The Senate Democrats’ “nuclear option”: What it means for the legal landscape

November 23, 2013

US CapitolEarlier this week, the Senate Democrats finally exercised their so-called “nuclear option.” 

Used heavily by some of the more sensationalist elements of the media, the label seems to imply that Washington, D.C. has been reduced to nothing but a radioactive crater as a result.

Nevertheless, the actual events that took place in Washington this week are in no rational way comparable to a nuclear holocaust – nor, as the poorly-chosen analogy seems to imply, is the Senate’s rule change a true “last resort.”

That isn’t to say that the rule change enacted by Senate Democrats isn’t historically significant.  Quite the opposite: the day will undoubtedly be marked in history texts long into the future.

In case you’ve been avoiding all Internet, TV, and print news sources, here’s what happened: the Senate voted 52 to 48 to change the required number of votes to end filibusters against all presidential nominees, except those for the U.S. Supreme Court.

Despite being labeled by detractors as a “radical power grab,” this change isn’t entirely surprising.

The filibuster, a procedural tool of the minority party to block actions taken by the majority, was once used sparingly and only selectively on an issue-by-issue basis.

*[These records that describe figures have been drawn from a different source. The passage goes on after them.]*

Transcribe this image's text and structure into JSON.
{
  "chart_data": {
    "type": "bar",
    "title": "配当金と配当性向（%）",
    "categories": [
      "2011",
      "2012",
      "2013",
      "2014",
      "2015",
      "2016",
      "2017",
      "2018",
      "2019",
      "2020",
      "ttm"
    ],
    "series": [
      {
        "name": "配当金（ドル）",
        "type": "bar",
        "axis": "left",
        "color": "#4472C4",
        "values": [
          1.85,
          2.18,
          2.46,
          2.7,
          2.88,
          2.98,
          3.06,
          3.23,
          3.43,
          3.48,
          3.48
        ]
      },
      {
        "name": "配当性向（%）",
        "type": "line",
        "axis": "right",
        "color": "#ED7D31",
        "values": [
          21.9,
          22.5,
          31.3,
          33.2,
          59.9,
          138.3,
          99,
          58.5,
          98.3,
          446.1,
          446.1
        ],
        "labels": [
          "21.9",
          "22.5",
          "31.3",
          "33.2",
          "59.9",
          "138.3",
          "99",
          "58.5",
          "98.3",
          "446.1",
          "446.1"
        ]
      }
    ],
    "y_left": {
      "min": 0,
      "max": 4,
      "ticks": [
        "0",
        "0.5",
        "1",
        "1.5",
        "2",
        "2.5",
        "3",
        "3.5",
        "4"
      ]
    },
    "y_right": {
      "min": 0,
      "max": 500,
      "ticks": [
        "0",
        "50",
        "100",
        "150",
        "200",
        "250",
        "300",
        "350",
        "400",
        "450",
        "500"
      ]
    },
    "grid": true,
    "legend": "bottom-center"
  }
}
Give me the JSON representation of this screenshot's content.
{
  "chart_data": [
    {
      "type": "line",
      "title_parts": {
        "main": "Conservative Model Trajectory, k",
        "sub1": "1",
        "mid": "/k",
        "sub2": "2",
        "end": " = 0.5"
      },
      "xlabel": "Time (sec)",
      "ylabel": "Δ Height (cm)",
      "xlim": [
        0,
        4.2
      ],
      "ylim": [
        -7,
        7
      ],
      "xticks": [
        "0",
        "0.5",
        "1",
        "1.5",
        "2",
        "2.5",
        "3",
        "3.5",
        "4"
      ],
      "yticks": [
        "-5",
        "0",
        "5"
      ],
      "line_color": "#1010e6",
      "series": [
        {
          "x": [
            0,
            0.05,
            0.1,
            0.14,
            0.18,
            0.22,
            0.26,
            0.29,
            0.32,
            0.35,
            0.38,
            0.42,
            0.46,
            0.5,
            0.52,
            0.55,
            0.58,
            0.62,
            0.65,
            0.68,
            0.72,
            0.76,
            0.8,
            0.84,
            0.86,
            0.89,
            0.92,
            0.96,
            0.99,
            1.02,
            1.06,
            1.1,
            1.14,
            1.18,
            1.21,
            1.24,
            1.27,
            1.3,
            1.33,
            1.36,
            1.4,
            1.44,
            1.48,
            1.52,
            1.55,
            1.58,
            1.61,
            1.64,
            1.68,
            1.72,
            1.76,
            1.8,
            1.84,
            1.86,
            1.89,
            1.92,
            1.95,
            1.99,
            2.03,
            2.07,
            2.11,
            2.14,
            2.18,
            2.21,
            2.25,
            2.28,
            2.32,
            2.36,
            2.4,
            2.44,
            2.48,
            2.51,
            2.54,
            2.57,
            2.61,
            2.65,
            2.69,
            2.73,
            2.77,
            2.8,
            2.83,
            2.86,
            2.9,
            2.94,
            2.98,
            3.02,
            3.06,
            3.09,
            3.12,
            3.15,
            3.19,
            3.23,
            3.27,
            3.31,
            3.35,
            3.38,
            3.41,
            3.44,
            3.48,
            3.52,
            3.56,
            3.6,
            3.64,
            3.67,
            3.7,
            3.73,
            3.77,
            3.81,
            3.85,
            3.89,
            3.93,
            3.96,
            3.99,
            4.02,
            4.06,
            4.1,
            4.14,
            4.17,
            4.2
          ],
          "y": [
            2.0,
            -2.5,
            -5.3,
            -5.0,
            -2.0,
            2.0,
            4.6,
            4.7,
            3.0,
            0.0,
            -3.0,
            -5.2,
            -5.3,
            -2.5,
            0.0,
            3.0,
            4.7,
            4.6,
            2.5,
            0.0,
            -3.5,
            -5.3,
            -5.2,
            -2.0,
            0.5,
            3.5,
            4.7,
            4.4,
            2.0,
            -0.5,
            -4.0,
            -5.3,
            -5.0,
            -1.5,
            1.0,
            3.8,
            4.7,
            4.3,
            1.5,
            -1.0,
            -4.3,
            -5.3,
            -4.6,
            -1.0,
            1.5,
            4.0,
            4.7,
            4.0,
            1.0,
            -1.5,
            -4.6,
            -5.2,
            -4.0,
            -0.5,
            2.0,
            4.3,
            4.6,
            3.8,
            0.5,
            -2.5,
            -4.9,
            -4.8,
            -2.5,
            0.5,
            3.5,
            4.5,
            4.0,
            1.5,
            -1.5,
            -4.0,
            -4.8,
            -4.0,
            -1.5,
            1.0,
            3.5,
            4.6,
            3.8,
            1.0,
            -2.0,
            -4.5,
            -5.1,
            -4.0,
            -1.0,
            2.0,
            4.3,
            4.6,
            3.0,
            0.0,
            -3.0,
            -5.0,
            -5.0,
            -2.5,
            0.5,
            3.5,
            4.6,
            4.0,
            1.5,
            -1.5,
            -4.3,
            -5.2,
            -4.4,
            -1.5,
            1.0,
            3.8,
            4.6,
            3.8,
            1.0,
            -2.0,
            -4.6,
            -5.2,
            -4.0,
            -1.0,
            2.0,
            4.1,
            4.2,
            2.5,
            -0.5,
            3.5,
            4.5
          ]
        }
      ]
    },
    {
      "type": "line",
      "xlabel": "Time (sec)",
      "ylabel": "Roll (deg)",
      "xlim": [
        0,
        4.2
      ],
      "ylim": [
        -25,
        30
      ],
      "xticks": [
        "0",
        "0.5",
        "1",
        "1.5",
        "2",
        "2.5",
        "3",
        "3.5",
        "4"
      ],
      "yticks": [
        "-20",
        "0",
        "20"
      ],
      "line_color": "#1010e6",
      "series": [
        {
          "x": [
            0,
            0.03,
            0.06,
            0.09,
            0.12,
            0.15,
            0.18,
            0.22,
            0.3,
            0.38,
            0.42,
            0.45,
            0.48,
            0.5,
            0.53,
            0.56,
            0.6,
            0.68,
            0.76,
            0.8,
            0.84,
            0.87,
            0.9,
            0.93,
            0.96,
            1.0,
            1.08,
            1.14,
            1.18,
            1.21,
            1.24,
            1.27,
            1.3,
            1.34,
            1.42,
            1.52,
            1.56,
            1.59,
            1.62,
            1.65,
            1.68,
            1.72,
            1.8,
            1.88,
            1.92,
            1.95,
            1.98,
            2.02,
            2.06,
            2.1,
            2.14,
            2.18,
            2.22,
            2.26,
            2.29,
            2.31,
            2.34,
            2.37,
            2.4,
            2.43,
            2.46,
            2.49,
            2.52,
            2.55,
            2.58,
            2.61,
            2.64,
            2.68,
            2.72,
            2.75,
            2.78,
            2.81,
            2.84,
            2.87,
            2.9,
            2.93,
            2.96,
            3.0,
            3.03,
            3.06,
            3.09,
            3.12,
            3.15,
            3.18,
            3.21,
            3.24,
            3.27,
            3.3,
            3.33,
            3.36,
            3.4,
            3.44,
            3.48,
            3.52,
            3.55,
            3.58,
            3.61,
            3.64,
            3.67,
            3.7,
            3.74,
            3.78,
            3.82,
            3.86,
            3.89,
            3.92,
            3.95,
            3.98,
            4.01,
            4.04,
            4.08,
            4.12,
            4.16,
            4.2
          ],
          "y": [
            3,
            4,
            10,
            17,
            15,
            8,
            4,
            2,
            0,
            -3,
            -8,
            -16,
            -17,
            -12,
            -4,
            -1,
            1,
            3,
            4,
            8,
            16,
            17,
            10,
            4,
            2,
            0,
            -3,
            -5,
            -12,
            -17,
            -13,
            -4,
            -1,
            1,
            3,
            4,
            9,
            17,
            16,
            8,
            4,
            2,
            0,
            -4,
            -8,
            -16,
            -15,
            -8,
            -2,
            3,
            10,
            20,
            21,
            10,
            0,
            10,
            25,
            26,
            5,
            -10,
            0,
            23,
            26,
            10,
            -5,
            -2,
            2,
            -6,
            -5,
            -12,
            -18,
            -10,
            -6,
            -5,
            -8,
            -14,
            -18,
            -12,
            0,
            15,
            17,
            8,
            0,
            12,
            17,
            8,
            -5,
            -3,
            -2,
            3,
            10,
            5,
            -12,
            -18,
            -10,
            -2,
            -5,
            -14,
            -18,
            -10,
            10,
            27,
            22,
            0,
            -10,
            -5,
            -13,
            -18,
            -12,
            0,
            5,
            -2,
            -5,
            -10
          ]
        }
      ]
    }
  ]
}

Since President Obama took office in 2009, it has been used routinely by Senate Republicans to block many of Obama’s executive and judicial nominations.  According to Senate Majority Leader Harry Reid, of the 168 filibusters of executive and judicial nominations in the history of the Senate, about half of them occurred during President Obama’s tenure.

In short, filibusters have become the norm rather than the exception, allowing Senate Republicans an effective veto of any Obama appointees, despite the fact that the Democrats currently hold the majority in the Senate.

With that “veto” gone, the approval of President Obama’s nominees will progress unfettered for the first time since he took office in 2009.

What does this mean for the legal and political landscape?

On the executive front, President Obama no longer has to worry about whether the Senate Republicans (assuming that they remain the minority party after 2014) will block a specific executive appointee or block any appointee for a specific post (namely, the director of the Consumer Finance Protection Bureau).

On the judicial front, this change has a far greater impact – and such is likely the reason that Republicans are so upset.

Federal judges – including those sitting on a court of appeals – hold their positions until they die or retire (or are involuntarily removed).  As such, a president’s political and legal influence can last far beyond the years that he occupies the White House through any judicial appointments; and that influence may be far greater if the president is able to appoint a greater number of judges.

In addition, it’s worth noting that the removal of the threat of a minority veto allows President Obama to confirm not only a greater number of judges, but also ones who are more left-leaning (potentially to a significant degree) than Senate Republicans would have allowed.

As Supreme Court Justice Sonia Sotomayor stated in 2005, back when she was a judge on the Second Circuit Court of Appeals, appeals courts are “where policy is made.”

Despite the uproar this statement caused in conservative circles, legal scholars noted that Sotomayor was absolutely correct in her statement, and that this reality is nothing new.  After all, the Supreme Court decides less than 100 cases a year, while the federal courts of appeals decide thousands.

In other words, the Senate rules change eliminating the filibuster will have an immediate impact on the precedential direction that the federal courts travel for, potentially, the next several decades.

And, despite Republican outcry over the rule change, it is extraordinarily unlikely that, should Republicans take majority control of the Senate in 2014 or at any time thereafter, they will undo this change.  In the current highly partisan environment, Republicans will not want to risk similar Democratic stonewalling with a Republican in the White House.

It appears, then, the new rule – as controversial as it may be – is here to stay.